Es también una rara ocasión para comprobar que, realmente, existen policías en Trípoli. Y que tienen uniformes de camuflaje azules y grises, el mismo que el de sus camionetas: “Están envalentonados porque hasta hoy no se atrevían ni a pasar por aquí”, explica Muftah, uno de los congregados, justo antes de sumarse al grupo: “Vete misrati, vete misrati, eres lo mismo que Gadafi!”
Y no es de extrañar dado que aquí no se libra nadie. Y si no que se lo pregunten al segundo de la inteligencia libia, Mustafa Noah, secuestrado el domingo cuando volvía de Estambul tras reunirse con los Hermanos Musulmanes y liberado siete horas más tarde. Y tampoco es de extrañar porque fue el propio primer ministro, Ali Zeidan, quien pasara por exactamente lo mismo el pasado mes de octubre .
“Es algo muy tribal: se trata de insultar al adversario, eso es todo”, apunta Asma Bin, otra de las congregadas. “Puede resultar incluso cómico pero lo cierto es que hemos pasado de la euforia del final de la guerra a un estado de depresión general”, añade la joven tripolitana.
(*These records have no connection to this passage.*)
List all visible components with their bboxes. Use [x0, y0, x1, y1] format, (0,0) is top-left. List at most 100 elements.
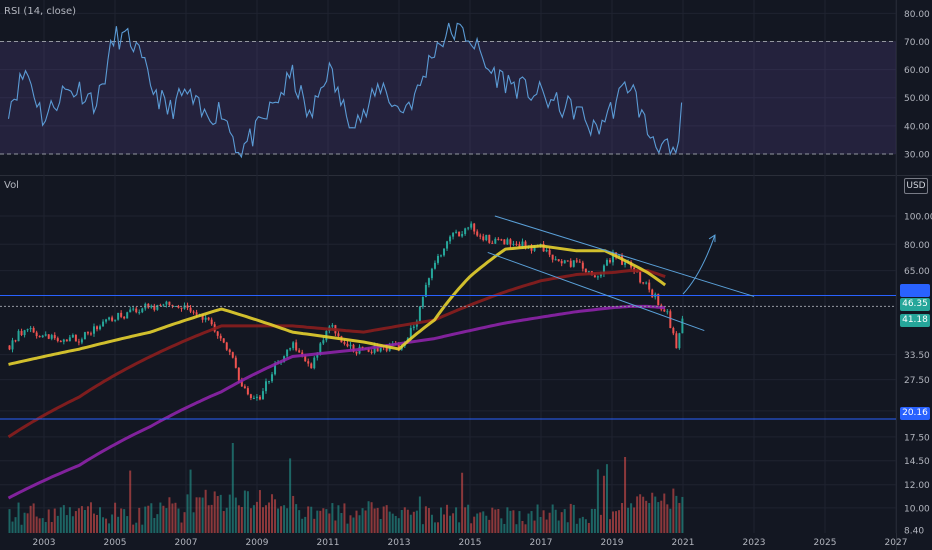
- volume-bar: [397, 518, 400, 533]
- volume-bar: [458, 522, 461, 533]
- volume-bar: [657, 502, 660, 533]
- candle-body: [675, 333, 678, 349]
- volume-bar: [83, 509, 86, 533]
- candle-body: [38, 336, 41, 338]
- candle-body: [168, 301, 171, 306]
- volume-bar: [436, 522, 439, 533]
- candle-body: [126, 312, 129, 319]
- candle-body: [461, 233, 464, 237]
- volume-bar: [361, 508, 364, 533]
- time-axis-label: 2015: [459, 538, 482, 548]
- candle-body: [147, 303, 150, 308]
- candle-body: [216, 331, 219, 336]
- volume-bar: [198, 497, 201, 533]
- candle-body: [433, 262, 436, 269]
- volume-bar: [41, 518, 44, 533]
- candle-body: [47, 334, 50, 339]
- volume-bar: [277, 508, 280, 533]
- candle-body: [243, 386, 246, 389]
- time-axis-label: 2005: [104, 538, 127, 548]
- volume-bar: [424, 506, 427, 533]
- sma-mid-line: [7, 269, 666, 439]
- candle-body: [195, 312, 198, 315]
- volume-bar: [138, 507, 141, 533]
- candle-body: [596, 276, 599, 278]
- volume-bar: [452, 513, 455, 533]
- candle-body: [159, 305, 162, 307]
- volume-bar: [261, 507, 264, 533]
- volume-bar: [636, 496, 639, 533]
- candle-body: [165, 301, 168, 305]
- volume-bar: [530, 511, 533, 533]
- candle-body: [114, 319, 117, 321]
- volume-bar: [512, 510, 515, 533]
- candle-body: [210, 319, 213, 325]
- candle-body: [455, 231, 458, 233]
- volume-bar: [334, 520, 337, 533]
- volume-bar: [201, 497, 204, 533]
- candle-body: [584, 268, 587, 273]
- volume-bar: [642, 496, 645, 533]
- volume-bar: [449, 515, 452, 533]
- volume-bar: [159, 502, 162, 533]
- candle-body: [678, 333, 681, 349]
- candle-body: [355, 351, 358, 354]
- candle-body: [639, 271, 642, 283]
- volume-bar: [608, 519, 611, 533]
- candle-body: [430, 268, 433, 279]
- volume-bar: [400, 509, 403, 533]
- candle-body: [436, 255, 439, 263]
- volume-bar: [331, 503, 334, 533]
- price-axis-label: 100.00: [904, 212, 932, 222]
- volume-bar: [382, 506, 385, 533]
- candle-body: [587, 271, 590, 273]
- volume-bar: [129, 470, 132, 533]
- currency-selector[interactable]: USD: [904, 178, 928, 194]
- volume-bar: [86, 506, 89, 533]
- volume-bar: [280, 506, 283, 533]
- candle-body: [361, 346, 364, 349]
- price-tag: 41.18: [900, 313, 930, 327]
- candle-body: [521, 241, 524, 248]
- volume-bar: [108, 523, 111, 533]
- volume-bar: [548, 512, 551, 533]
- volume-bar: [135, 522, 138, 533]
- volume-bar: [394, 515, 397, 533]
- volume-pane-label: Vol: [4, 180, 19, 191]
- volume-bar: [307, 506, 310, 533]
- price-axis-label: 33.50: [904, 351, 930, 361]
- sma-slow-line: [7, 304, 666, 500]
- candle-body: [14, 340, 17, 342]
- volume-bar: [578, 518, 581, 533]
- candle-body: [554, 259, 557, 261]
- volume-bar: [651, 492, 654, 533]
- candle-body: [569, 260, 572, 267]
- price-axis-label: 8.40: [904, 526, 924, 536]
- candle-body: [482, 236, 485, 241]
- volume-bar: [409, 514, 412, 533]
- candle-body: [458, 231, 461, 237]
- candle-body: [343, 342, 346, 344]
- volume-bar: [412, 511, 415, 533]
- candle-body: [418, 306, 421, 322]
- volume-bar: [17, 502, 20, 533]
- volume-bar: [255, 501, 258, 533]
- volume-bar: [234, 497, 237, 533]
- candle-body: [349, 344, 352, 347]
- candle-body: [174, 305, 177, 307]
- candle-body: [23, 330, 26, 336]
- candle-body: [153, 305, 156, 310]
- volume-bar: [355, 510, 358, 533]
- volume-bar: [325, 509, 328, 533]
- candle-body: [572, 260, 575, 267]
- volume-bar: [71, 516, 74, 533]
- volume-bar: [50, 522, 53, 533]
- volume-bar: [473, 516, 476, 533]
- volume-bar: [476, 513, 479, 533]
- volume-bar: [376, 507, 379, 533]
- candle-body: [92, 326, 95, 334]
- candle-body: [476, 231, 479, 236]
- volume-bar: [624, 456, 627, 533]
- volume-bar: [572, 504, 575, 533]
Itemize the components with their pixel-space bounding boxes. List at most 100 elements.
Dice haber leído un libro que describe perfectamente la situación en su país tras la guerra: “’Juego de Tronos’, es exactamente eso: un lugar donde reina el caos y que se disputan diferentes familias por pura codicia y ansia de poder”.
Frente a ella, un joven reparte banderas libias entre los policías, justo antes de que estos enfilen la carretera hacia el sur de la ciudad. Ese es el lugar que, en teoría, han de abandonar hoy las milicias de Misrata.
Signos de victoria desde las ventanillas y una letanía familiar: “Dios es el más grande”, se escucha a todo volumen desde los altavoces. “Dios es el más grande”.